Para kreator mengunggah berbagai konten seputar perjalanan Timnas, mulai dari cuplikan pertandingan dan analisis strategi, hingga momen candid para pemain dan pelatih. Konten yang dihasilkan oleh fans lokal maupun global ini turut menyemarakkan dukungan terhadap tim. Faktanya, secara global, kanal resmi Timnas Indonesia mendapatkan lebih dari 250 ribu subscribers dan lebih dari 20 juta penayangan pada tahun 2024.

Baca Juga :   Ekonomi Digital Indonesia Diprediksi Capai US$ 90 M di 2024, Begini Penjelasan Laporan e-Conomy SEA

Tak hanya sepak bola, jenis konten olahraga juga semakin beragam. Salah satunya adalah Red Sparks, tim bola voli asal Korea Selatan, yang berhasil menarik perhatian di Indonesia berkat kehadiran pemain Indonesia, Megawati, menjembatani kedua budaya sekaligus mempererat hubungan antar penggemar.

Serupa dengan tren yang kita lihat di Year in Search tahun ini, nuansa lokal adalah kunci. Kreator Indonesia berhasil membuat konten yang berbeda dengan mengadaptasi format global seperti kompetisi edutainment Clash of Champions (yang terinspirasi dari acara serupa di Korea Selatan, ‘University War’) atau laga tinju live streaming BYON Combat (yang mirip dengan laga dari kreator Barat seperti Jake Paul dan KSI) menunjukkan bahwa para kreator Indonesia mampu menyerap format dan tren luar negeri, untuk menciptakan momen budaya pop dengan kearifan lokal.
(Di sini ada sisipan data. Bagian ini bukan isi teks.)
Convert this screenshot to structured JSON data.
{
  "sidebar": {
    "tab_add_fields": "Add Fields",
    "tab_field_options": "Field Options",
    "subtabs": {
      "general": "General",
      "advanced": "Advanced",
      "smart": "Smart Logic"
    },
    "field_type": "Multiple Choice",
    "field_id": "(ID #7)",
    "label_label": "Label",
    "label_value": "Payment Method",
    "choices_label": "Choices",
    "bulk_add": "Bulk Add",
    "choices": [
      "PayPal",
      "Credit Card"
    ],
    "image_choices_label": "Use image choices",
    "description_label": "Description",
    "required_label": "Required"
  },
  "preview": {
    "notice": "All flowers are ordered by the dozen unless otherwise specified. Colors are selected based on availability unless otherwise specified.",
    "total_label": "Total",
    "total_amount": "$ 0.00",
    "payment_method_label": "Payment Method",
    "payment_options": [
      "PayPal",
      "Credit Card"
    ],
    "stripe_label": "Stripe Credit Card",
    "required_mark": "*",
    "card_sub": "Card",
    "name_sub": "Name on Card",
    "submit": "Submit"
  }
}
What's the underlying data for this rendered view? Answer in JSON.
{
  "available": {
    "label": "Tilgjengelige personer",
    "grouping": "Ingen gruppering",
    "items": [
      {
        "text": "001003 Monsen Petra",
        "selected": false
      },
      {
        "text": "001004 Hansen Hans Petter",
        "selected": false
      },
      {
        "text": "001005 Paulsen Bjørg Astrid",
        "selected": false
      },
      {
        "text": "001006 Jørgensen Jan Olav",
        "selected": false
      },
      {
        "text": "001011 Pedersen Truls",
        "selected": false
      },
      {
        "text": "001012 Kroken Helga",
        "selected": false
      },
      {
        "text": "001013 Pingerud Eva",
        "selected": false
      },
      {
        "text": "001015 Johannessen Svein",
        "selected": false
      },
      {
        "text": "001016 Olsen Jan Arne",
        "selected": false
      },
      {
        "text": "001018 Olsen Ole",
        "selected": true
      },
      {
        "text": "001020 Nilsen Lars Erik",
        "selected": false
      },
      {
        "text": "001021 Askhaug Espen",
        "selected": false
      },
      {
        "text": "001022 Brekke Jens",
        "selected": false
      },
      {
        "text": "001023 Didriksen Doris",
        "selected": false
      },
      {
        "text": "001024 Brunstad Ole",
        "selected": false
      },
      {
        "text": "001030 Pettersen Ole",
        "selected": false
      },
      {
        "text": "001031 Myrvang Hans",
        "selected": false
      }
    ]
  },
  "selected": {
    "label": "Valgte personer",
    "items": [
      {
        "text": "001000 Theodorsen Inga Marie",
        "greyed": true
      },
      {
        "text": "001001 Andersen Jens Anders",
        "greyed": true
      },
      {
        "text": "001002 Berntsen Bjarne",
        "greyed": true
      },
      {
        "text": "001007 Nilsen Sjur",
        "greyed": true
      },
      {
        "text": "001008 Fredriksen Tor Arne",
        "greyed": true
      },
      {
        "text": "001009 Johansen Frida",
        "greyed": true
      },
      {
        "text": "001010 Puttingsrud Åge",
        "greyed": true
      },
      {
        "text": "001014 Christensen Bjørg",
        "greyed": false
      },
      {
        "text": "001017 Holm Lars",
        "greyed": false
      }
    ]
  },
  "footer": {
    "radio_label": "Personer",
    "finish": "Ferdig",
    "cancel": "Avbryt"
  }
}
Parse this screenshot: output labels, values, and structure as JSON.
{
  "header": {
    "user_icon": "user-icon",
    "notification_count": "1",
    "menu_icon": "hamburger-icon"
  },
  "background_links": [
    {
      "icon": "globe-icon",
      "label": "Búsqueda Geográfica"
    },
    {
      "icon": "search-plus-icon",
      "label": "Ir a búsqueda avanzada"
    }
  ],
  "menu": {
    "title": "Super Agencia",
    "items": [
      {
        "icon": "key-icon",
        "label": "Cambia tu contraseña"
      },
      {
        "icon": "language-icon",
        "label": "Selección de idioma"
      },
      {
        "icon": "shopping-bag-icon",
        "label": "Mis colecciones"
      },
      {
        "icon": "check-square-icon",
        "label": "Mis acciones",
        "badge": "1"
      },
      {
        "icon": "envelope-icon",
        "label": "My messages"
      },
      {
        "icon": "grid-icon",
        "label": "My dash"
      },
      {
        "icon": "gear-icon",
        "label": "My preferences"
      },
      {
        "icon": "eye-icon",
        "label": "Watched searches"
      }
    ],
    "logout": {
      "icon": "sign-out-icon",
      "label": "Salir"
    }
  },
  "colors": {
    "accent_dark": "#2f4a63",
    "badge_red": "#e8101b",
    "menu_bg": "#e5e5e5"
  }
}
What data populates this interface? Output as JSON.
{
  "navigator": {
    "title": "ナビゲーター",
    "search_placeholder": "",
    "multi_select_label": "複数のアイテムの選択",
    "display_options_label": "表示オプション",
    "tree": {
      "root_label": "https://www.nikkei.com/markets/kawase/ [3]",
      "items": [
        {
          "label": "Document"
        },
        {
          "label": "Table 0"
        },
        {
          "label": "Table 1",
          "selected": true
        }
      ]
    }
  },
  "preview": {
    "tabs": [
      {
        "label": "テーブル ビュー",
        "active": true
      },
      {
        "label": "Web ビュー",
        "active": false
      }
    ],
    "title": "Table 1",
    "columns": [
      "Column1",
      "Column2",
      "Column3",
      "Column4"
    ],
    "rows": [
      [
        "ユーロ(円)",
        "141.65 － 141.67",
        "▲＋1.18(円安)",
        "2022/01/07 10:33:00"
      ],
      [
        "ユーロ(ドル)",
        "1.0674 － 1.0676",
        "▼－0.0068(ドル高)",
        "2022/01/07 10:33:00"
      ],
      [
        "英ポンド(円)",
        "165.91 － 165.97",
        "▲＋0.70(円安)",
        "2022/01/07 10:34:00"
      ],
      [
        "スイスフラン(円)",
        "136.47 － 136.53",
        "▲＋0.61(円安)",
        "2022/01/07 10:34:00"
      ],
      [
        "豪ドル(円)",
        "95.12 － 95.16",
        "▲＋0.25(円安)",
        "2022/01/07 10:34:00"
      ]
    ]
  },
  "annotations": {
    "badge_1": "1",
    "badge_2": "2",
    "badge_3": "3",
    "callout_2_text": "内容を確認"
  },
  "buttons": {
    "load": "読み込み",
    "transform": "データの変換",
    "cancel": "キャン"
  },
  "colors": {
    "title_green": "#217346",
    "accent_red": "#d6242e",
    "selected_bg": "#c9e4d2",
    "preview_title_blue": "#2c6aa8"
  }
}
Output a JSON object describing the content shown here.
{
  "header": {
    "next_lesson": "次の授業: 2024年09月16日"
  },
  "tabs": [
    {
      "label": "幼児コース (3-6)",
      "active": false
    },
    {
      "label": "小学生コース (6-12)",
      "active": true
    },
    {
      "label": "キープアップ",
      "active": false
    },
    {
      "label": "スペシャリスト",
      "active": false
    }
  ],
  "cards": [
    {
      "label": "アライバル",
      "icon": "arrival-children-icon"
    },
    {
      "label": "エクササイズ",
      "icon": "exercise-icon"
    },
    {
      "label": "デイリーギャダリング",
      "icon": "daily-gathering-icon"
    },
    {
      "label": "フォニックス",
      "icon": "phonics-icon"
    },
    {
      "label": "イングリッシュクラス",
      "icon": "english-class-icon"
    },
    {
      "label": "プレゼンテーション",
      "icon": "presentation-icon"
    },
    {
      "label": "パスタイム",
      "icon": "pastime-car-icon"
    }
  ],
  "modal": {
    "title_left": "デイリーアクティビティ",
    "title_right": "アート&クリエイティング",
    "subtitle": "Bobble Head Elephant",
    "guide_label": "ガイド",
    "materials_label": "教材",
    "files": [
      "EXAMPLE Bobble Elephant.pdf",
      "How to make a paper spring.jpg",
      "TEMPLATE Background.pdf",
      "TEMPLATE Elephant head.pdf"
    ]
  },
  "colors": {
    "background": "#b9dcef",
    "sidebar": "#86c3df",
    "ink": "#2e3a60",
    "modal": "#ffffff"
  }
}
Kecintaan terhadap musik dan suara lokal dalam video pendek juga marak di YouTube. Para DJ di Indonesia kerap melakukan remix berbagai musik dan mencapai kepopuleran melalui platform video pendek. “My Lecon”, lagu boyband asal Korea Selatan JTL dari awal tahun 2000-an, mendadak kembali viral ketika DJ lokal Prengky Gantay merilis versi Jedag Jedug. Remix ini menjadi latar belakang lagu yang mengiringi tim pemandu sorak bisbol KIA Tigers di Korea Selatan, dengan ekspresi datar serta koreografinya yang sederhana yang justru menarik perhatian kreator lokal maupun global. Tren ini menjadi sangat viral, bahkan menarik perhatian bintang pop Amerika, Olivia Rodrigo, dan komentator musik Australia, Derrick Gee. Ini merupakan contoh perpaduan budaya yang bersumber dari konten digital serta menunjukkan pengaruh lintas budaya yang kuat dalam membentuk budaya pop, baik di tingkat lokal maupun global.

Baca Juga :   Bukalapak Bareng Google Naikkan Akses Pasar UMKM

Faktanya, delapan dari sepuluh lagu teratas dalam daftar EOY (End of Year) YouTube memiliki keterkaitan dengan tren Shorts, mendorong kreativitas dan menghidupkan kembali konten nostalgia. Genre musik Indonesia seperti Dangdut berevolusi berkat tren Shorts, termasuk tren dance dan transisi makeup.

Shorts juga menjadi fondasi bagi subgenre musik yang kian berkembang seperti Dangdut Koplo dan Jedag Jedug, yang berfokus pada konten remix. Lagu-lagu seperti “Terek Bale” dan “Sekecewa Itu” bahkan lebih populer dengan nuansa baru lewat remix DJ. Hal ini pun menimbulkan perhatian global.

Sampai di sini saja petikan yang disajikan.